Actions to be taken: 1.- GO to produce a list of taxID pairs they would consider acceptable 2.- IntAct to implement the list as a filter in the GO IPI export

Anything else?

bmeldal commented 6 years ago

@pgaudet who would have to produce the list for us to tighten our export?

pgaudet commented 6 years ago

Hi @bmeldal The clean solution would be to tparse the host information in the UniProt entry - for example for http://www.uniprot.org/uniprot/P27958#names_and_taxonomy they have this: image

Can this be done ?

Thanks, Pascale

sandraorchard commented 6 years ago

Hi Pascale We have the taxonomy info, and the hierarchy. The issue is what 'pairing' is OK and what is not. For example mammal-virus OK mammal-bacteria OK bacteria-bacteriophage OK bacteriophage-mammal filter out

sandraorchard commented 6 years ago

I can write a fuller list tomorrow to start the discussion, if that helps.

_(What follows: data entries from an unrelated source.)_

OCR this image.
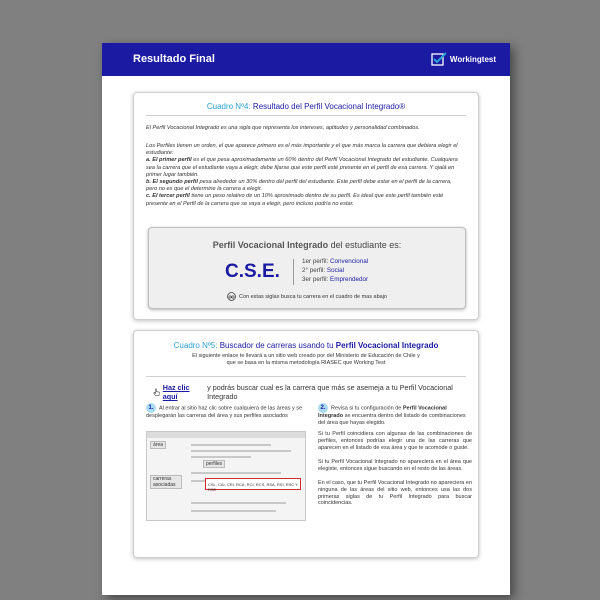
Resultado Final	Workingtest
Cuadro Nº4: Resultado del Perfil Vocacional Integrado®

El Perfil Vocacional Integrado es una sigla que representa los intereses, aptitudes y personalidad combinados.

Los Perfiles tienen un orden, el que aparece primero es el más importante y el que más marca la carrera que debiera elegir el estudiante:

a. El primer perfil es el que pesa aproximadamente un 60% dentro del Perfil Vocacional Integrado del estudiante. Cualquiera sea la carrera que el estudiante vaya a elegir, debe fijarse que este perfil esté presente en el perfil de esa carrera. Y ojalá en primer lugar también.

b. El segundo perfil pesa alrededor un 30% dentro del perfil del estudiante. Este perfil debe estar en el perfil de la carrera, pero no es que el determine la carrera a elegir.

c. El tercer perfil tiene un peso relativo de un 10% aproximado dentro de su perfil. Es ideal que este perfil también esté presente en el Perfil de la carrera que se vaya a elegir, pero incluso podría no estar.

Perfil Vocacional Integrado del estudiante es:
C.S.E.	1er perfil: Convencional
2° perfil: Social
3er perfil: Emprendedor
Con estas siglas busca tu carrera en el cuadro de mas abajo
Cuadro Nº5: Buscador de carreras usando tu Perfil Vocacional Integrado
El siguiente enlace te llevará a un sitio web creado por del Ministerio de Educación de Chile y
que se basa en la misma metodología RIASEC que Working Test
Haz clic aquí
y podrás buscar cual es la carrera que más se asemeja a tu Perfil Vocacional Integrado
1. Al entrar al sitio haz clic sobre cualquiera de las áreas y se desplegarán las carreras del área y sus perfiles asociados
área
perfiles
carreras asociadas	CSL, CAI, CRI, RCA, RCI, RCS, RSA, RSI, RSC Y RSE
2. Revisa si tu configuración de Perfil Vocacional Integrado se encuentra dentro del listado de combinaciones del área que hayas elegido.
Si tu Perfil coincidiera con algunas de las combinaciones de perfiles, entonces podrías elegir una de las carreras que aparecen en el listado de esa área y que te acomode o guste.
Si tu Perfil Vocacional Integrado no apareciera en el área que elegiste, entonces sigue buscando en el resto de las áreas.
En el caso, que tu Perfil Vocacional Integrado no apareciera en ninguna de las áreas del sitio web, entonces usa las dos primeras siglas de tu Perfil Integrado para buscar coincidencias.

pporrasebi commented 6 years ago

I think Pascale refers to the host information contained on the viral protein entry in UniProt. There we could potentially get a more accurate mapping of host-pathogen pairings. Whether it is worth integrating a parser for this kind of information in our export pipeline is another question.

For my point of view, Sandra's approach would probably give more or less the same results, not sure if we need the specificity Pascale's approach brings in.

sandraorchard commented 6 years ago

Yes, sorry, didn't read it properly. I was thinking more generic filters would also allow us to get rid of all those saccharomyces-human interactions (we'd have to set that one lower than just fungi, as we'd otherwise loose genuine host-pathogen interactions) and assorted fly/worm-irrelevant species which I suspect are also in there. Should also be extended to the CC line export.

pgaudet commented 6 years ago

Hi @sandraorchard @pporrasebi The problem with the higher level mapping that Sandra suggests is that for example HIV proteins could interact with mouse proteins in vitro, but never in vivo since it's not a host. Depending on the types of experiments you capture they may be a high level of false positives with that approach.

Pascale

pgaudet commented 5 years ago

Hi @sandraorchard @bmeldal @pporrasebi Any further thoughts on this ?

pporrasebi commented 5 years ago

Hi @pgaudet. We need the host-pathogen pairings from GO or UniProt. Once we get this, we can show you how to create the filters needed to select which interspecies interactions to discard and decide together where the filters need to be implemented.

sandraorchard commented 5 years ago

For viral proteins, there is a line (OH) in the flat file describing the host , when known. ID POLG_SVSAP Reviewed; 2280 AA. AC Q672I1;

OS Sapporo virus (isolate GI/Human/Germany/pJG-Sap01) OS (Hu/Dresden/pJG-Sap01/DE). OC Viruses; ssRNA viruses; ssRNA positive-strand viruses, no DNA stage; OC Caliciviridae; Sapovirus. OX NCBI_TaxID=291175; OH NCBI_TaxID=9606; Homo sapiens (Human).

I don't think this exists for anything other than viruses but I can find out

pgaudet commented 5 years ago

Sounds good. I'll keep this open. Thanks ! Pascale

jimhu-tamu commented 5 years ago

Sounds like we might want to add this to the things the multi-organism group is discussing. What do you think @pgaudet?